I kept my gun on him as I climbed the rest of the way through the window, then beckoned to the others waiting below me. “He’s here! I got him covered! Come on up!”

I heard the ladder creak behind me, but didn’t look around. Neither did Finster. He sat there looking at me, face as blank as a dead TV screen as one by one Angie, Ace, Athalia, Hell Razor, Thrasher, and Vargas came up through the window and put their guns on him too. It took two minutes. I didn’t see him blink once.

Once they were all in, Vargas spoke. “So… we have some questions.”

“Very likely.”

Vargas opened his mouth to continue, but Angie butted in first. “You can’t be the same man who was in charge of this place when it opened, can you? You’re a clone, right? Like Ghost here.”

“I would not say that clone was quite the right term,” He turned his head toward her — again, just his head. The rest of his body stayed in exactly the same position it had been in when I first noticed it. “But, yes, I am not quite the same Irwin John Finster that founded this facility. When important work needs to be done, that which is necessary for its completion must be created. That is what I did, though the sacrifice was great.”

He stood, and it was such an abrupt change from sitting to standing that we all stepped back and raised our weapons. He didn’t seem to notice.

“So,” he said. “Your questions.”

“Yeah, okay,” said Vargas. “First one. What the fuck are you doing? I mean, I think I understand the original reason for this place. Trying to find ways to help humanity adapt to harsh conditions in the event of the apocalypse and so on, but the apocalypse happened and we’re not doin’ too bad — physically at least. We don’t need fancy new lungs to survive. We don’t need steel porcupine quills covering our bodies. So why are you tryin’ to make animals that can live in conditions that don’t exist?”

Finster’s head descended into what should have been a curt nod, but never rose again. He just froze like that, with his chin tucked to his chest.

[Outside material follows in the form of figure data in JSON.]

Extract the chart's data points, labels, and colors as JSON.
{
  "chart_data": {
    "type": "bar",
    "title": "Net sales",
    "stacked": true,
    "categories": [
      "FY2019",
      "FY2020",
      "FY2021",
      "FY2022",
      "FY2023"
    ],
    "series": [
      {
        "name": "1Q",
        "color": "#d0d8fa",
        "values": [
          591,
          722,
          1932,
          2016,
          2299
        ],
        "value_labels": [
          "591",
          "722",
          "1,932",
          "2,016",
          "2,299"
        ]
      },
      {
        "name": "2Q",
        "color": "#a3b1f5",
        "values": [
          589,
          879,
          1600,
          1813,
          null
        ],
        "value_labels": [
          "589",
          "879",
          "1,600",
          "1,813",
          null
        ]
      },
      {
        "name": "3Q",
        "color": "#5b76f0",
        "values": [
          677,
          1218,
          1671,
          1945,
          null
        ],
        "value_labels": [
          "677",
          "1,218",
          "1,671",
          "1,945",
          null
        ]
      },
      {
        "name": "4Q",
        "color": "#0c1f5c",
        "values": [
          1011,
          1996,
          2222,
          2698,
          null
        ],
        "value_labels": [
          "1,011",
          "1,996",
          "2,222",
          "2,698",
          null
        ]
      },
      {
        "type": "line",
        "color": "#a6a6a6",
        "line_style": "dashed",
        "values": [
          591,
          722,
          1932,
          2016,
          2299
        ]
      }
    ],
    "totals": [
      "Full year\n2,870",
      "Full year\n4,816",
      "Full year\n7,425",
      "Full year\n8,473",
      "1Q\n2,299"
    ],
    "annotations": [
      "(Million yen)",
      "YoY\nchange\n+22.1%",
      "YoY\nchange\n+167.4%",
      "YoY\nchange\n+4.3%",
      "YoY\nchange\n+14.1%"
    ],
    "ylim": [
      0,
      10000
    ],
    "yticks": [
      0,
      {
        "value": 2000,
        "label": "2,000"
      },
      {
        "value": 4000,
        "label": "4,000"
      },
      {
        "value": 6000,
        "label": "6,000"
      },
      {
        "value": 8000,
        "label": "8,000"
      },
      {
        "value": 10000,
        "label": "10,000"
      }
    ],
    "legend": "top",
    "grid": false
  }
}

“They do exist,” he said. “How big is the area of Arizona in which you can survive without the aid of a rad–suit or a breathing mask? Two hundred square miles? Three hundred? Four? Now, how much of the Earth is covered by clouds of toxic radiation? How much of the Earth will you never be able to explore because you can only go so far before your rad suit fails or you run out of filters.”

His head rose again and those motionless blue eyes fixed on Vargas. “If we could breathe that air, if we could thrive in that radiation, the whole world could be ours.”

I glanced at the others to see if that had sounded as sane to them as it had to me. They were frowning and nodding, so I guess I wasn’t alone.

“Okay, fine,” said Angie. “You’ve got a point there, but what’s with irradiating everybody who worked for you? And don’t tell me it was an accident, ‘cause I’m not buying it.”

Finster’s eyes switched to her. “It was not an accident. As you saw out there, I had reached a dead end with my human experiments. With each generation they became more infantile and weak. Then, when my lead researchers rebelled against me and tried to stage a coup, I realized that the fault was not with my experiments. Instead it was inherent in mankind’s internal makeup, a fatal flaw that would always make them destroy themselves and the world around them. For the world to live and grow and again be returned to the pristine paradise it once was, mankind cannot be a part of it. The species must be eradicated, and a new breed of sentient being allowed to evolve to take its place.”